Posts Tagged ‘Latin America’
September 6th, 2011
The Organization of American States’
Inter-American Commission on Human Rights (IACHR) has accused
Venezuela of
censoring the country’s media. IACHR criticised
measures taken against satirical magazine
6to Poder, which was briefly censored for a cover portraying six government officials as cabaret dancers. The organisation released a statement saying that such instances “are against the regional standards for freedom of expression and create an intimidatory environment, encouraging self-censorship.” They also referred to a case against opposition politician Oswaldo Álvarez Paz, who was
sentenced to two years in prison in July 2011 for “distributing false information“, having accused Hugo Chávez’s government of supporting drug trafficking.
September 6th, 2011
The
Cuban government this weekend
revoked the press credentials of journalist Mauricio Vicent, correspondent for Spanish newspaper
El País. Cuban authorities said that Vicent, who has been a reporter on the island for twenty years, had portrayed a “biased and negative image” of Cuba. Since 2007, the Cuban government has prohibited reporting by foreign correspondents from the
Chicago Tribune, the
BBC and Mexico’s
El Universal.
September 2nd, 2011
The bodies of Marcela Yarce, the founder of a political magazine, and Rocio González, a freelance journalist,
have been discovered by joggers in El Mirador park in Iztapalapa,
Mexico City. The women’s necks showed strangulation marks and their hands were tied behind their backs, said a spokesman for Mexico City police. Authorities gave no motive for the killings. Yarce founded Contralinea magazine, and González was a freelancer and former reporter for the Televisa television network.
August 31st, 2011
A judge has this week
lifted a week-old court ruling banning the distribution of a
Venezuelan magazine after it published a satirical article featuring government officials portrayed as cabaret dancers, which had been deemed offensive to women and public officials. However, the weekly, 6to Poder, was still prohibited from referring to the case in print or from publishing similar content. The paper’s owner and a top executive were charged last week with inciting hatred, insulting a public official, and publicly denigrating women. The criminal cases against them are ongoing.
August 24th, 2011
A court in Caracas has
issued a temporary injunction to prohibit the publication and circulation of satirical magazine 6to Poder after it published a cover with six
Venezuelan government officials portrayed as cabaret dancers on 21 August. On the same day, the Bolivarian Intelligence Service arrested the magazine’s editor, Dinorah Girón, and put out a warrant for the arrest of the president of the company, Leocenis García.
August 24th, 2011
Three journalists from TV station Canal 9 in
Paraguay, and the ex-director of the National Television System, Ismael Hadid, are
on trial for defamation and libel. Reporter Silvio Cuevas, host Yolanda Park, and the channel’s press director, Andrés Caballero, were sued by a lawyer, Evelio Fabio Salinas, after Cuevas in May 2010 interviewed a woman who accused the lawyer of falsifying birth certificates in order to facilitate adoptions.
August 23rd, 2011
Columnist Emilio Palacio, who was last month
sentenced to three years in prison and fined 40 million USD for calling
Ecuadorian President Rafael Correa a “dictator,”

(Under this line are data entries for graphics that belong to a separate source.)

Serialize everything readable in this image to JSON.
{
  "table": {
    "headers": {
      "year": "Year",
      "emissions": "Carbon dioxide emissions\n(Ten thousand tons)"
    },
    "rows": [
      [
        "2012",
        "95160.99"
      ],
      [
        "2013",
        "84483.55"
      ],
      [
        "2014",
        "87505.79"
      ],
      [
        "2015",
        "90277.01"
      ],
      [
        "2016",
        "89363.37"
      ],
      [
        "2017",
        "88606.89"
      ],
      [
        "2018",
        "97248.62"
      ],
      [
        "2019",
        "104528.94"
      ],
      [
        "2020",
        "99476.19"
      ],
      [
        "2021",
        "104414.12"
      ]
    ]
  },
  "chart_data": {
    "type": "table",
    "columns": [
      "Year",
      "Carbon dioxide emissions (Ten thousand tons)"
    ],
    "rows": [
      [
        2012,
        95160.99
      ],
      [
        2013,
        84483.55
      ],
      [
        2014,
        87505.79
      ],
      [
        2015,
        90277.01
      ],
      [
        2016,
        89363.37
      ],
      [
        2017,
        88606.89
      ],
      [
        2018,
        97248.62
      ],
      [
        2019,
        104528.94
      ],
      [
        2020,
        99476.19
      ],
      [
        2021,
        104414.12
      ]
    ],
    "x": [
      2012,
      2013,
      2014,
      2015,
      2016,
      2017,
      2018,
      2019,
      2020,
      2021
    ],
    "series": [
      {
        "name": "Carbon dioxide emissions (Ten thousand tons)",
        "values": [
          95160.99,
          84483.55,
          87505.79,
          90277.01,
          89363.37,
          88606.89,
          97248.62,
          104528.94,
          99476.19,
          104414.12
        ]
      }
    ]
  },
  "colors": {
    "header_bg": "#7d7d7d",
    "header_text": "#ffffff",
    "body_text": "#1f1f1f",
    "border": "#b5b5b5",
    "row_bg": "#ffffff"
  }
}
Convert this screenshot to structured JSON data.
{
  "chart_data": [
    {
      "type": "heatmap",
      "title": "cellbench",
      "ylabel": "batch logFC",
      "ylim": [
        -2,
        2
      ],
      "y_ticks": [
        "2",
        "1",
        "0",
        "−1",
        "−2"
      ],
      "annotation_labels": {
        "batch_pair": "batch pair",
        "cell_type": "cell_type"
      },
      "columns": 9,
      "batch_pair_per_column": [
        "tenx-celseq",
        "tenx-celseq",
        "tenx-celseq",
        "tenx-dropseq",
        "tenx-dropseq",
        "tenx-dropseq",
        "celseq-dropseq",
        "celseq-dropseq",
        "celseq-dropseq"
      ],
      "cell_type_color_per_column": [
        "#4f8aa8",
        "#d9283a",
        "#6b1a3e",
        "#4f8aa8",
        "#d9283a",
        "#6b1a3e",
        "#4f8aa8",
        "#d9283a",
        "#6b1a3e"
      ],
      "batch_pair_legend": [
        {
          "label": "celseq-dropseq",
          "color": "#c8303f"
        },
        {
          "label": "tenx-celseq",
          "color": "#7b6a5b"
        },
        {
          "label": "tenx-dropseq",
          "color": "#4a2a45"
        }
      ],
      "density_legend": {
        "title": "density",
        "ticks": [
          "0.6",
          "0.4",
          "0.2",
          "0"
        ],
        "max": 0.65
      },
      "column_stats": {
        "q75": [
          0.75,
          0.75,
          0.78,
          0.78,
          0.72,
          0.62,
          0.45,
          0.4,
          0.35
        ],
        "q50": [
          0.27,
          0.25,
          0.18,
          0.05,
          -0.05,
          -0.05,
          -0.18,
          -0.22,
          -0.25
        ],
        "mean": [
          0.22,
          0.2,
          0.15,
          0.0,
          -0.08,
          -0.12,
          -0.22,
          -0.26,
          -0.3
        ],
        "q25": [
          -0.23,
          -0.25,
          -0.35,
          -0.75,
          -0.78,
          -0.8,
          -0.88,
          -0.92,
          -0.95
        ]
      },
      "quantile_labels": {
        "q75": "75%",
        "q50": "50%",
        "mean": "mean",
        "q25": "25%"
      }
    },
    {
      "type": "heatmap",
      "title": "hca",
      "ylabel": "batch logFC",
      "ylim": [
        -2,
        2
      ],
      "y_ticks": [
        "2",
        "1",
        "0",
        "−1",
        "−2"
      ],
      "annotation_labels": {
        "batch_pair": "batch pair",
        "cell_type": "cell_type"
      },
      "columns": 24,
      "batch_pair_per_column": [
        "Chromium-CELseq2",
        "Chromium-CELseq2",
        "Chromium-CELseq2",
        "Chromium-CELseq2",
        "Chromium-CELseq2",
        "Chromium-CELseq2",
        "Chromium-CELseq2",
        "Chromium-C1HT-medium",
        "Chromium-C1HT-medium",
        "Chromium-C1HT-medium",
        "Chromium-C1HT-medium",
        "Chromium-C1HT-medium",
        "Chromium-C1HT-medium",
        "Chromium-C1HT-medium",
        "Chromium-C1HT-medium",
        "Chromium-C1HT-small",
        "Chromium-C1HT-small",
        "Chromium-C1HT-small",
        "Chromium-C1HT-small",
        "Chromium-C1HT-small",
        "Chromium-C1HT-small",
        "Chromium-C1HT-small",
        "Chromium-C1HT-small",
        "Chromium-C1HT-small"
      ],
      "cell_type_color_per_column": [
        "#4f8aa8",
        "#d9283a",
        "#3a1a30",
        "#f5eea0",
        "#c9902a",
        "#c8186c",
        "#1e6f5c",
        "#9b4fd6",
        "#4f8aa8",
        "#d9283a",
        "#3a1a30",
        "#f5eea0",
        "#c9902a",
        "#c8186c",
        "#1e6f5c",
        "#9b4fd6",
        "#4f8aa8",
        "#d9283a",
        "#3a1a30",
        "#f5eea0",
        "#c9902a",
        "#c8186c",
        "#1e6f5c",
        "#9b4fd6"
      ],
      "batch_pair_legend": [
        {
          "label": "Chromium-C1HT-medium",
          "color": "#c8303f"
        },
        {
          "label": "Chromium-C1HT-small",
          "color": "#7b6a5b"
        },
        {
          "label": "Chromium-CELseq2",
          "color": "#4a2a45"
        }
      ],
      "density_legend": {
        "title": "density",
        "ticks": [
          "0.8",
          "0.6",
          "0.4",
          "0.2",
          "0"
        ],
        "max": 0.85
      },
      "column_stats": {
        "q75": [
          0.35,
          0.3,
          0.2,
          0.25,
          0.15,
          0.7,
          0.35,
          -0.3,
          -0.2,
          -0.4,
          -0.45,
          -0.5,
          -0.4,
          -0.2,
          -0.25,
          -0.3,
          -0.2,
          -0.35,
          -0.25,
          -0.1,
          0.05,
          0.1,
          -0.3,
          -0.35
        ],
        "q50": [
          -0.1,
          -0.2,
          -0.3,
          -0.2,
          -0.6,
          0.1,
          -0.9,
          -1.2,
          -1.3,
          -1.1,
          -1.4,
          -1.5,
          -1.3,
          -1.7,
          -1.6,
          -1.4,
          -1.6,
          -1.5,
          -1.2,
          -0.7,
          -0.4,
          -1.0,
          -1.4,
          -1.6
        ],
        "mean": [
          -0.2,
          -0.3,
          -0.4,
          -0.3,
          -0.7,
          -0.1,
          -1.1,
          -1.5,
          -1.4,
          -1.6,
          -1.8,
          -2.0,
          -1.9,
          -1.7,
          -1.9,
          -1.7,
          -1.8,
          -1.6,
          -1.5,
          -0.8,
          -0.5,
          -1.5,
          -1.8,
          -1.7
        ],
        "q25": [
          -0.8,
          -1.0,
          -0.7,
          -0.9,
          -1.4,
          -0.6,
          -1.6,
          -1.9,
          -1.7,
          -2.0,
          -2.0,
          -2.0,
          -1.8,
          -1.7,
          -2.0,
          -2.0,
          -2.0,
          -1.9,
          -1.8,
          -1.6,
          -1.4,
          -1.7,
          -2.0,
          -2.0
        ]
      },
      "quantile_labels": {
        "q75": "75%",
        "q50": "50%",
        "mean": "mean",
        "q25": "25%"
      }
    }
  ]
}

presented a video to the district attorney on 18 August that he will use to appeal his sentence. Palacio presented an anonymous video in which Correa orders his agents to take control of police strikes and protests in September. In the video, Correa states that those responsible should be “shot in the chest for treason”. Palacio said the video contradicts the president’s original testimony that he did not order the military to fire on protesting police officers.
August 22nd, 2011
A journalist with newspaper El Mío, was
beaten and then detained as he left the newspapers premises in Anzoátegui, northeastern
Venezuela. Óscar Tarazona was getting into a car when he spotted the police officers, Tarazona claims he walked over, identified himself as a journalist, and officers proceeded to beat him, handcuff him and take him to a police station. The initial attack was
caught on video. Tarazona was released and subsequently filed a formal complaint with the Prosecutor’s Office. The state’s chief of police, Francisco Ortiz, said that he stood behind the officers.